A rendering of the proposed Scarborough Public Library. Contributed / Simon Architects

Voters in Scarborough once again have rejected an expansion of the Scarborough Public Library, this year 7,097 to 4,817.

Of Scarborough’s 16,691 registered voters, 12,717, or over 76%, cast ballots in Tuesday’s election, according to the Town Clerk’s Office.

In 2006, a $6.75 million expansion project was rejected by Scarborough voters by a much slimmer margin, 1,488 to 1,235.

Voters this year were asked to authorized the town to borrow up to $12.9 million to triple the size of the library. The cost of the expansion was $13.7 million but, with temporary relocation expenses, the overall price tag of the project was estimated to be $16 million, with any costs in excess of the $12.9 million to be raised via fundraising.

Those who supported the library project cited a great need for space. Now, excess furniture is crammed into offices, the library’s online database is stored in a closet, and books are placed on out-of-reach shelves.

Those opposed believed increasing the size of the library from 13,000 square feet to 35,000 square feet, was excessive both in its footprint and cost.
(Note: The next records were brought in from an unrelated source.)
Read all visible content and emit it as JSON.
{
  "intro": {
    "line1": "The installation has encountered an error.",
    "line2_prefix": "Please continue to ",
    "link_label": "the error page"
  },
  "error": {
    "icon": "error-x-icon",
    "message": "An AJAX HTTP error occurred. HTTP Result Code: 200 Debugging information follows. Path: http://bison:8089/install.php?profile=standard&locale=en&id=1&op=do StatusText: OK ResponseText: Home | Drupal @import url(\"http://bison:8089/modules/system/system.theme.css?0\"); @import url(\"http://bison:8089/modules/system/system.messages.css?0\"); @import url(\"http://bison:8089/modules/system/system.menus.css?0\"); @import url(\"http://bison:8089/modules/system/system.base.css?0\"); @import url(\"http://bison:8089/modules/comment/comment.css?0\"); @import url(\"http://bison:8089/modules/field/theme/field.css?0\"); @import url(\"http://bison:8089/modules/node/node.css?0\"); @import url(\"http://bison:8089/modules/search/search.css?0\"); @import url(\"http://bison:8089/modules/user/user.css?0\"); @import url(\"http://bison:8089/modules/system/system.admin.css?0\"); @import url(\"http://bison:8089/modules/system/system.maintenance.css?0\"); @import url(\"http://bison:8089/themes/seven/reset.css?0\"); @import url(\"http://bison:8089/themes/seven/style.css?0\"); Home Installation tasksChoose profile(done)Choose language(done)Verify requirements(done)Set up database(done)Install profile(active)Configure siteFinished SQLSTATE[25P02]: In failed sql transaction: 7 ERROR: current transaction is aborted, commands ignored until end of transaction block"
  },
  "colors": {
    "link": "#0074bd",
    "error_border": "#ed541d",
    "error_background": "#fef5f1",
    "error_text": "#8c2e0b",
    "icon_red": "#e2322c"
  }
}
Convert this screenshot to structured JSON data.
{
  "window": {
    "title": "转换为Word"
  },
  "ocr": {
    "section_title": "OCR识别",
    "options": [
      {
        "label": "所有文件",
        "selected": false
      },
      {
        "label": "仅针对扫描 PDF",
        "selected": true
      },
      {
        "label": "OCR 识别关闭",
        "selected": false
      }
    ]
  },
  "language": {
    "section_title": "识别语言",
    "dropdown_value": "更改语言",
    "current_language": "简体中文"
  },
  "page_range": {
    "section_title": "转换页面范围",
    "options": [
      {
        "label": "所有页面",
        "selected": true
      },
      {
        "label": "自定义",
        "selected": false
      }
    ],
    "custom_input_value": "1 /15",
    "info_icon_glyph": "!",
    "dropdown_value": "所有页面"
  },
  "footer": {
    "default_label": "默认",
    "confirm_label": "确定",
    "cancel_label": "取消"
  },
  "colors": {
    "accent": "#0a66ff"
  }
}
The bond would have required the owner of a home assessed at $400,000 to pay an extra $1,000 in taxes over the life of the bond, $35 per year on average over 30 years, according to Town Manger Tom Hall.


“We are very happy that the town’s voters agreed with us that the proposed library expansion far exceeded the town’s needs,” Susan Hamill, a member of the SMARTaxes group, which campaigned against the expansion, wrote in an email to The Forecaster.

Part of the SMARTaxes group’s argument was that a new school project is on the horizon and is expected to come with a hefty tax increase.

“Especially with a $135 million school project scheduled to be on next year’s ballot, we hope that this vote will convince town leaders to begin a meaningful discussion of all the town’s building plans and their financial impact on taxpayers,” Hamill said. “Had that discussion occurred before the library project went on the ballot, the library might have come forward with a more reasonable and affordable plan that voters could have accepted.”

The 22,000-square-foot, two-story expansion would have added an atrium, dedicated space for young children and teens, staff areas and large meeting rooms, one of which could fit 150 people comfortably.

Library Director Nancy Crowell, when contacted for comment Wednesday, read a statement the library had posted on its Facebook page:  “We thank our community for your expressions of support and votes. The library’s vision for the future is stronger than ever as we consider our next steps. We remain committed to providing you with the best service possible.”

Charter amendments 


Scarborough voters on Tuesday passed seven charter amendments.

Voters approved a future pay increase for town councilors and board of education members by a vote of 7,476 to 4,540, and voted 9,263 to 2,165 to change school board elections now held in June to November.

An amendment increasing the threshold for a monetary item to require a referendum was approved 8,101 to 2,998. Now, only projects or items costing more than $600,000 will require voter approval, rather than $400,000.

Voters decided 9,263 to 2,165 that any elected or appointed official who suspects a fellow board or committee member of having a conflict of interest has the right to ask that individual to address the potential conflict of interest.

Also approved were amendments extending the deadline for the town’s annual audit to be delivered to the council, 9,564 to 2,154; authorizing the Town Council to fill vacancies on the board of education via a special election, 9,520 to 2,119; and requiring the town to provide an itemized list of all capital assets over $100,000, with an estimated replacement schedule for each, 8,903 to 2,446.